The OIG released the 2015 Work Plan on its site. We have read through it and can summarize the new initiatives that the OIG will focus on with regard to exclusion and fraud and abuse enforcement, by industry sector:
In particular, there are a few items that relate to studies and focus on eligibility and screening that this blog will address in more detail.
1. State Terminations of providers terminated by Medicare or by other States:
This is actually similar to a study that the Office of Inspector General planned for in its 2014 Work Plan. In the 2015 OIG Work Plan study, the OIG will review States’ compliance with a new requirement that the State terminate their Medicaid program providers that have been terminated under Medicare or by another State Medicaid program.
The OIG will determine whether such providers are terminated by all State Medicaid programs in which they are enrolled, assess the status of the supporting information-sharing system, determine how CMS is ensuring that States share complete and accurate information, and identify obstacles States face in complying with the termination requirement.
The new requirement became effective January 1, 2011, Social Security Act, e 1902(a)(39), as amended by the ACA Section 6501. (OEI 06-12-0030). This Report is expected to be issued in FY 2015
2. State and CMS collection and verification of provider ownership information:
The OIG will determine the extent to which States and CMS collect and verify required ownership information for provider entities enrolled in Medicare and Medicaid. The OIG will also review States’ and CMS’s practices for collecting and verifying provider ownership information and determine whether State and CMS had comparable provider ownership information for providers enrolled in Medicaid and/or Medicare.
Federal regulations require Medicaid and Medicare providers to disclose ownership information, such as the name, address, and date of birth of each person with an ownership or controlling intterest in the provider entity. 42 CFR Section 455.104. (OEI 04-11-00590, 04-11-00591, 04-11-00592).

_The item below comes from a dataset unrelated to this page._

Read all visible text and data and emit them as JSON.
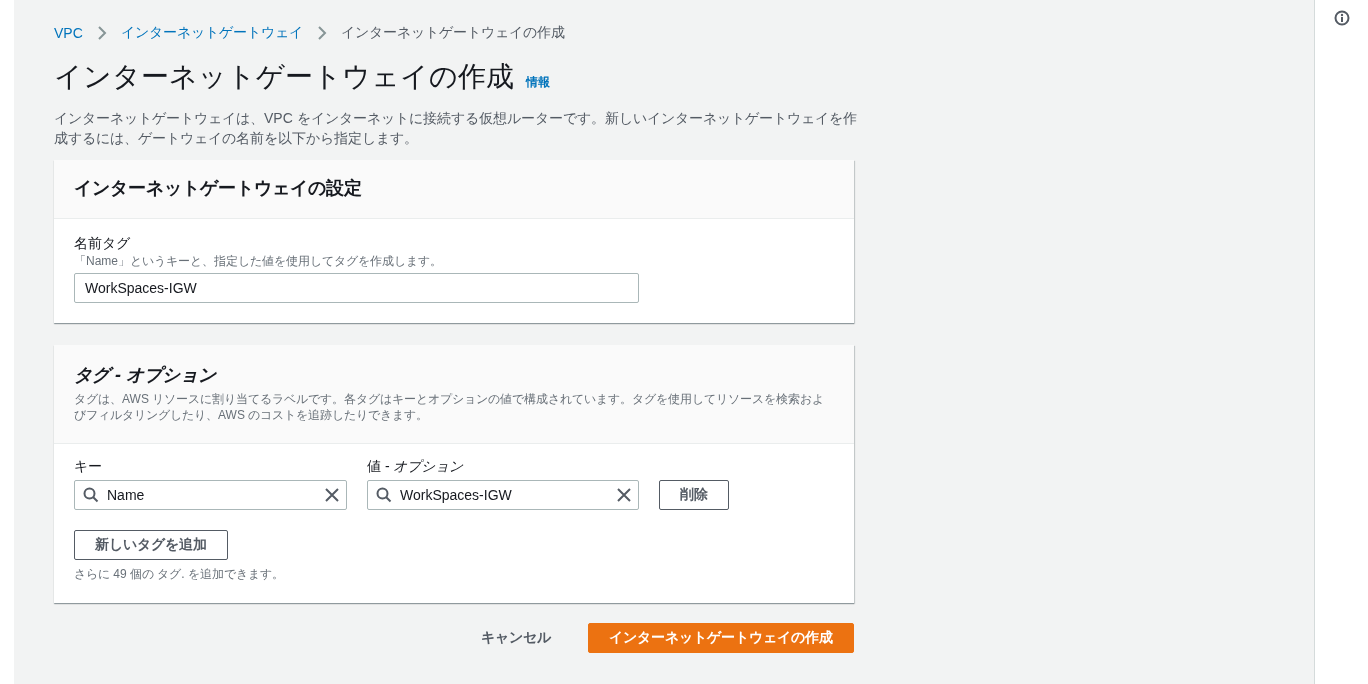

Expected issue date is FYI 2015.
3. Provider Payment suspensions during pending investigations of credible fraud allegations:
The OIG will review payments to providers with allegations of fraud deemed credible by States. The OIG will also review States’ processes for suspending payments if Medicaid is not available for items or services furnished by an individual or entity when the State has failed to suspend payments during a period when there is a credible allegation of fraud.

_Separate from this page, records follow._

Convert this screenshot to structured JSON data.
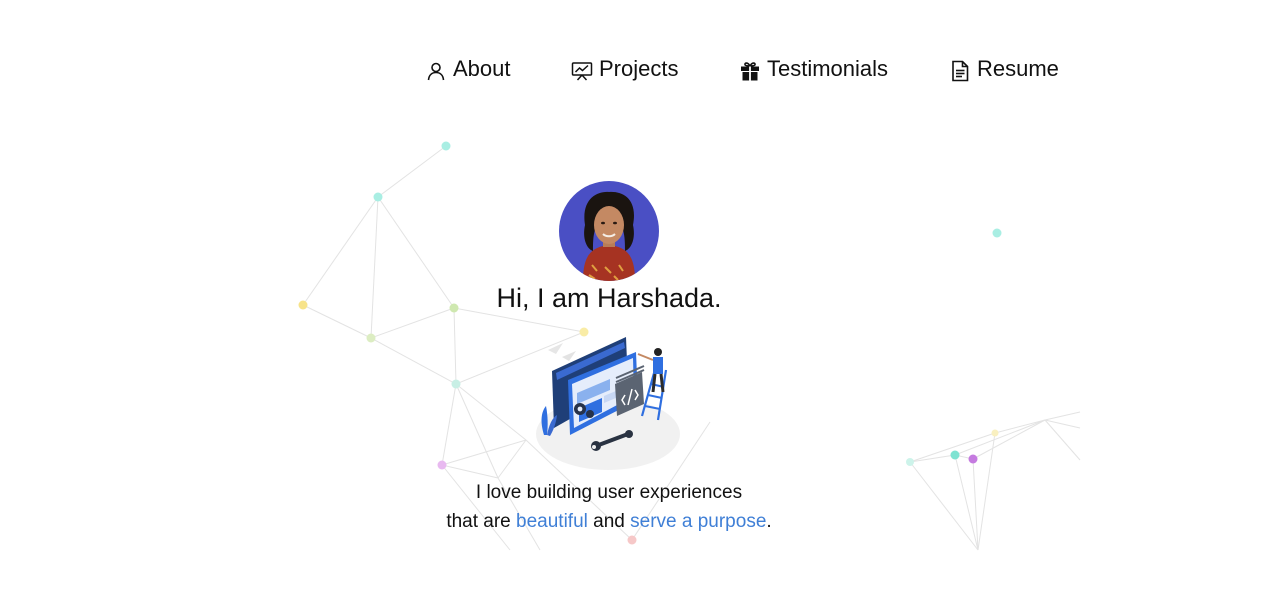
{
  "nav": {
    "items": [
      {
        "label": "About",
        "icon": "user-icon"
      },
      {
        "label": "Projects",
        "icon": "presentation-chart-icon"
      },
      {
        "label": "Testimonials",
        "icon": "gift-icon"
      },
      {
        "label": "Resume",
        "icon": "document-icon"
      }
    ]
  },
  "hero": {
    "greeting": "Hi, I am Harshada.",
    "tagline_line1": "I love building user experiences",
    "tagline_prefix": "that are",
    "highlight1": "beautiful",
    "tagline_and": "and",
    "highlight2": "serve a purpose",
    "tagline_end": "."
  },
  "colors": {
    "accent": "#3f7fd6",
    "text": "#111111",
    "avatar_bg": "#4a4fc4",
    "illustration_blue": "#2f6fe0"
  }
}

Upon determinations that allegations of fraud are credible, States must suspend all Medicaid payments to the providers, unless the States have good cause to not suspend payments or to suspend payment only in part. States are required to make fraud referrals to Medicaid Fraud Control Units or to appropriate law enforcement agencies in States without certified Medicaid Fraud Control Unit. The OIG will determine whether select Medicaid State agencies are in compliance with these provisions. (OEI 09-14-00020). Expected issue date FY 2015.
4. Home Health Companies: Employment of individuals with criminal convictions:
The OIG will determine the extend to which HHA’s employed individuals with criminal convictions and examine the criminal convictions of selected employees with potentially disqualifying convictions. Federal law requires that HHA’s comply with all applicable State and local laws and regulations.
Nearly all states have laws prohibiting certain health-care related entities from employing individuals with certain types of criminal convictions. (OEI 07-14-00130). Expected issue date FY 2015.
Finally, the OIG continues to exclude individuals and entities. OIG exclusions are generally based upon referrals from Federal and state agencies. In fiscal year 2014, the OIG excluded 4017 individuals and entities from participation in Federal health care programs. This is an increase of 70%+ over 2013.